MK Tegaskan Hakim Ad Hoc Bukan Pejabat Negara

Harianlampung.com - Mahkamah Konstitusi (MK) menegaskan hakim ad hoc bukanlah pejabat negara. Putusan ini menjawab gugatan para hakim ad hoc terkait Undang-Undang Aparatur Sipil Negara (ASN).

"Menolak gugatan pemohon untuk seluruhnya," ujar Ketua MK, Arief Hidayat dalam sidang di Gedung MK, Jakarta, Senin (20/04).

Dalam pertimbangannya MK, menyitir Pasal 122 huruf e UU ASN. Menurut MK, dengan mengingat sifat, pola rekrutmen, tidak ada pembatasan usia berakhir masa tugasnya serta ruang lingkup tugas dan kewenangan yang bersifat terbatas dan sementara, maka penentuan hakim ad hoc yang dikategorikan bukan sebagai pejabat negara tidak bertentangan dengan UUD 1945.

"Penentuan kualifikasi hakim in casu hakim ad hoc, apakah sebagai pejabat negara atau bukan merupakan kebijakan hukum terbuka (open legal polisy) yangs ewaktu-waktu dapat diubah oleh pembentuk UU sesuai dengan tuntutan kebutuhan dan perkembangan yang ada, sesuai dengan jenis dan spesifikasi serta kualifikasi jabatan tertentu," ujar majelis hakim.

MK menyatakan, penentuan kualifikasi pejabat negara yang dikecuallikan untuk hakim ad hoc sepenuhnya merupakan kewenangan pembentuk UU.

Sebelumnya, 11 hakim ad hoc mempersoalkan Pasal 122 Huruf e UU ASN karena keberatan jika profesi hakim ad hoc bukan dianggap sebagai pejabat negara.
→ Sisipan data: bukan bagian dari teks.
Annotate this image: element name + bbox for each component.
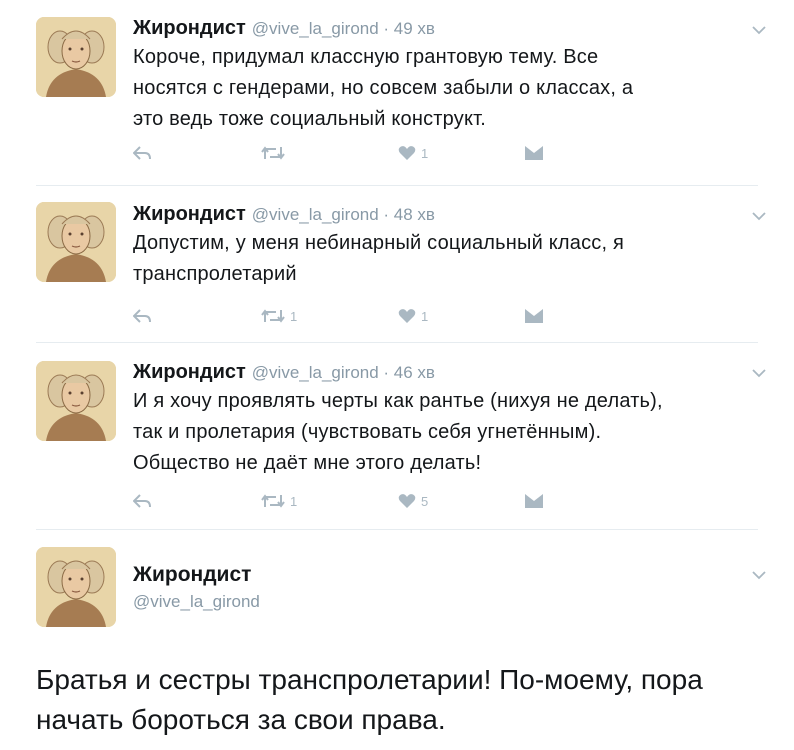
tweet-text: Братья и сестры транспролетарии! По-моем… xyxy=(36,660,776,740)
dm-button[interactable] xyxy=(525,143,543,163)
avatar[interactable] xyxy=(36,202,116,282)
retweet-button[interactable] xyxy=(261,143,290,163)
heart-icon xyxy=(398,309,416,323)
tweet-actions: 1 1 xyxy=(133,306,633,326)
tweet-text-line: так и пролетария (чувствовать себя угнет… xyxy=(133,421,602,443)
tweet-text-line: это ведь тоже социальный конструкт. xyxy=(133,108,487,130)
tweet-text: Короче, придумал классную грантовую тему… xyxy=(133,42,743,135)
tweet-text-line: транспролетарий xyxy=(133,263,297,285)
tweet-text-line: носятся с гендерами, но совсем забыли о … xyxy=(133,77,634,99)
tweet-text-line: Общество не даёт мне этого делать! xyxy=(133,452,482,474)
reply-button[interactable] xyxy=(133,143,151,163)
avatar[interactable] xyxy=(36,361,116,441)
reply-icon xyxy=(133,309,151,323)
dm-button[interactable] xyxy=(525,491,543,511)
author-name[interactable]: Жирондист xyxy=(133,17,246,39)
author-handle-time[interactable]: @vive_la_girond · 46 хв xyxy=(252,363,435,382)
heart-icon xyxy=(398,494,416,508)
avatar[interactable] xyxy=(36,17,116,97)
direct-message-icon xyxy=(525,146,543,160)
avatar[interactable] xyxy=(36,547,116,627)
retweet-button[interactable]: 1 xyxy=(261,491,297,511)
chevron-down-icon[interactable] xyxy=(752,211,766,221)
direct-message-icon xyxy=(525,309,543,323)
reply-icon xyxy=(133,146,151,160)
like-button[interactable]: 1 xyxy=(398,306,428,326)
retweet-icon xyxy=(261,494,285,508)
divider xyxy=(36,185,758,186)
tweet-text: Допустим, у меня небинарный социальный к… xyxy=(133,228,743,290)
reply-button[interactable] xyxy=(133,306,151,326)
divider xyxy=(36,529,758,530)
divider xyxy=(36,342,758,343)
reply-icon xyxy=(133,494,151,508)
like-count: 1 xyxy=(421,308,429,324)
reply-button[interactable] xyxy=(133,491,151,511)
like-button[interactable]: 5 xyxy=(398,491,428,511)
author-handle-time[interactable]: @vive_la_girond · 48 хв xyxy=(252,205,435,224)
retweet-button[interactable]: 1 xyxy=(261,306,297,326)
chevron-down-icon[interactable] xyxy=(752,570,766,580)
direct-message-icon xyxy=(525,494,543,508)
author-name[interactable]: Жирондист xyxy=(133,361,246,383)
tweet-text: И я хочу проявлять черты как рантье (них… xyxy=(133,386,743,479)
tweet-actions: 1 xyxy=(133,143,633,163)
retweet-count: 1 xyxy=(290,308,298,324)
retweet-icon xyxy=(261,309,285,323)
author-name[interactable]: Жирондист xyxy=(133,563,251,587)
tweet-text-line: Короче, придумал классную грантовую тему… xyxy=(133,46,599,68)
chevron-down-icon[interactable] xyxy=(752,368,766,378)
tweet-text-line: Братья и сестры транспролетарии! По-моем… xyxy=(36,664,703,695)
retweet-icon xyxy=(261,146,285,160)
author-handle-time[interactable]: @vive_la_girond · 49 хв xyxy=(252,19,435,38)
like-button[interactable]: 1 xyxy=(398,143,428,163)
heart-icon xyxy=(398,146,416,160)
author-handle[interactable]: @vive_la_girond xyxy=(133,592,260,612)
like-count: 5 xyxy=(421,493,429,509)
dm-button[interactable] xyxy=(525,306,543,326)
like-count: 1 xyxy=(421,145,429,161)
chevron-down-icon[interactable] xyxy=(752,25,766,35)
retweet-count: 1 xyxy=(290,493,298,509)
author-name[interactable]: Жирондист xyxy=(133,203,246,225)
tweet-text-line: начать бороться за свои права. xyxy=(36,704,446,735)
tweet-text-line: И я хочу проявлять черты как рантье (них… xyxy=(133,390,663,412)
tweet-actions: 1 5 xyxy=(133,491,633,511)
tweet-text-line: Допустим, у меня небинарный социальный к… xyxy=(133,232,625,254)
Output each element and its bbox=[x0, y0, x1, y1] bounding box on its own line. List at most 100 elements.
Ketentuan itu menyebutkan semua hakim di lingkungan peradilan sebagai pejabat negara, kecuali hakim ad hoc.

Menurut pemohon hakim ad hoc seharusnya layak dianggap sebagai pejabat negara jika mengacu pada Peraturan Mensesneg Nomor 6/2007 tentang Jenis dan Dasar Hukum Pejabat Negara dan Pejabat Lainnya. Pengertian pejabat negara adalah yang diangkat dan diberhentikan Presiden. Faktanya, semua hakim ad hoc diangkat dan diberhentikan melalui Keppres.